HD 82785

Observation data Epoch J2000 Equinox J2000
- Constellation: Antlia
- Right ascension: 09^{h} 33^{m} 07.68032^{s}
- Declination: −39° 07′ 44.6588″
- Apparent magnitude (V): 6.43

Characteristics
- Spectral type: F2IV/V
- B−V color index: +0.33

Astrometry
- Radial velocity (R_{v}): 27.76±0.48 km/s
- Proper motion (μ): RA: −41.698 mas/yr Dec.: 39.399 mas/yr
- Parallax (π): 13.5932±0.0311 mas
- Distance: 239.9 ± 0.5 ly (73.6 ± 0.2 pc)
- Absolute magnitude (M_{V}): 2.06

Details
- Mass: 1.68 M_{☉}
- Radius: 2.43+0.04 −0.11 R_{☉}
- Luminosity: 11.718+0.043 −0.042 L_{☉}
- Surface gravity (log g): 3.88 cgs
- Temperature: 6,869 K
- Metallicity [Fe/H]: –0.06 dex
- Rotational velocity (v sin i): 36 km/s
- Age: 1.50 Gyr
- Other designations: CD−38°5676, HD 82785, HIP 46874, HR 3812, SAO 200492, WDS J09331-3908A

Database references
- SIMBAD: data

= HD 82785 =

Star in the constellation Antlia

HD 82785 is star in the southern constellation of Antlia. With an apparent visual magnitude of 6.43, it is near the lower limit of visibility to the naked eye. The distance to this star, based on parallax measurements, is 240 light years. It is drifting further away from the Sun with a radial velocity of 28 km/s, having come to within 43.61 pc some 1.7 million years ago. It has an absolute magnitude of 2.06.

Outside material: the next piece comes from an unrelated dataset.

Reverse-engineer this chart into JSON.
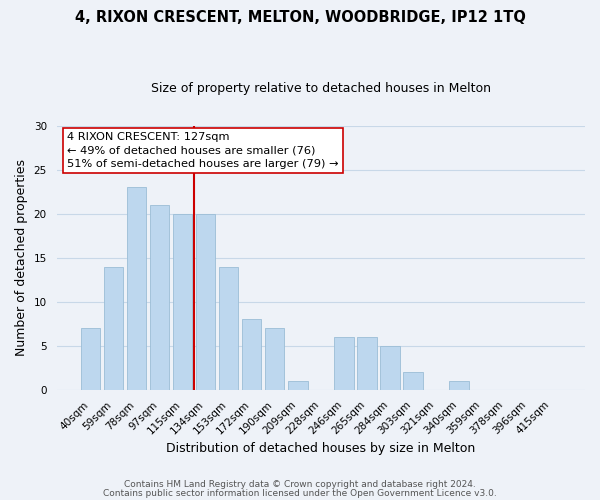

This F-type star has a stellar classification of F2IV/V, displaying a blended luminosity class of a main sequence star combined to a more evolved subgiant star. It is 1.5 billion years old and is spinning with a projected rotational velocity of 36 km/s. The star has 1.68 times the mass and 2.43 times the radius of the Sun. HD 82785 is radiating 11.7 times the luminosity of the Sun from its photosphere at an effective temperature of 6,869 K.

There is a magnitude 9.21 star positioned at an angular separation of 56.0 arcsecond along a position angle of 205° from the brighter component, as of 2016. This companion was first reported by W. S. Jacob in 1847.